New Belgium, une société de bière basée à Fort Collins qui rouvrira son taproom jeudi, lance une bière futuriste fade pour le Jour de la Terre qui fait un point désagréable.

La société a annoncé son nouveau Gros pneu bière, appel Ale de la terre brûlée. Il mélange des ingrédients qui seraient abondants dans un “avenir dévasté par le climat”, tels que “de l’eau contaminée par la fumée, des céréales tolérantes à la sécheresse, des extraits de longue conservation et des mauvaises herbes de pissenlit”, selon son site web.

Miam?

La nouvelle Belgique produit la “bière du futur ravagée par le climat” et ce n’est pas génial

Demandez simplement à Steve Fechheimer, PDG de New Belgium, ce qu’il en pense.

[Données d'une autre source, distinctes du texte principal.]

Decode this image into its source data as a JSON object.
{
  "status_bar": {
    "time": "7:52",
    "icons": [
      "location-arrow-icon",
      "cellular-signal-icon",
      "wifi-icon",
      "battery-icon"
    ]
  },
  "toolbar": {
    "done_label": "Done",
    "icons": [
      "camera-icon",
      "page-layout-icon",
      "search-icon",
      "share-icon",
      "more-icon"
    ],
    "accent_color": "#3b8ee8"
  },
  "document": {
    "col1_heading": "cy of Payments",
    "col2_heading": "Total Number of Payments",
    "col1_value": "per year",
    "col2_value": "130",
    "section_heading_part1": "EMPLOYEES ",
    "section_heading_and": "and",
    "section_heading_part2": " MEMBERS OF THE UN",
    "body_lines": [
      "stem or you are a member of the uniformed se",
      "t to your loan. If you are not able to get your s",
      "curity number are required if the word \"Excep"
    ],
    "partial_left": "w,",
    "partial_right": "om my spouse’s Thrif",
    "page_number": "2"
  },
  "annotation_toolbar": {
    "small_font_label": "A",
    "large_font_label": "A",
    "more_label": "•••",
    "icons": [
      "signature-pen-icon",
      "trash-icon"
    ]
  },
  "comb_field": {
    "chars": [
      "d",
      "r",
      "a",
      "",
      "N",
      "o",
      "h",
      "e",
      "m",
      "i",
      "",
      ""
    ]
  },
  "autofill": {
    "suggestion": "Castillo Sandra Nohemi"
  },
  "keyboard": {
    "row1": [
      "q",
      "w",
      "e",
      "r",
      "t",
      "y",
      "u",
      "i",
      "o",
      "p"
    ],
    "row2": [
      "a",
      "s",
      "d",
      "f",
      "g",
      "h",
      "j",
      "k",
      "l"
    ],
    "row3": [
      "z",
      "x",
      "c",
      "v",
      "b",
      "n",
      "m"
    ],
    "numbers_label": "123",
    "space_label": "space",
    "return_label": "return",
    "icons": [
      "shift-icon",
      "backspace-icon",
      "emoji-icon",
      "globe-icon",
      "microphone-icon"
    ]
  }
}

«C’est horrible», dit-il. “Les ingrédients de ce produit étaient des choses qui, malheureusement, nous croyons être endémiques à la production de bière comme nous le prévoyons 10, 20, 30 ans.”

Alors, quel goût a-t-il exactement? Fechheimer l’a décrit comme “fumé, fade, pas particulièrement excitant”. Rien que les coloradans n’apprécieraient.

La société coïncide avec le lancement de la bière avec la réouverture de son taproom de Fort Collins aux invités le jour de la Terre, jeudi.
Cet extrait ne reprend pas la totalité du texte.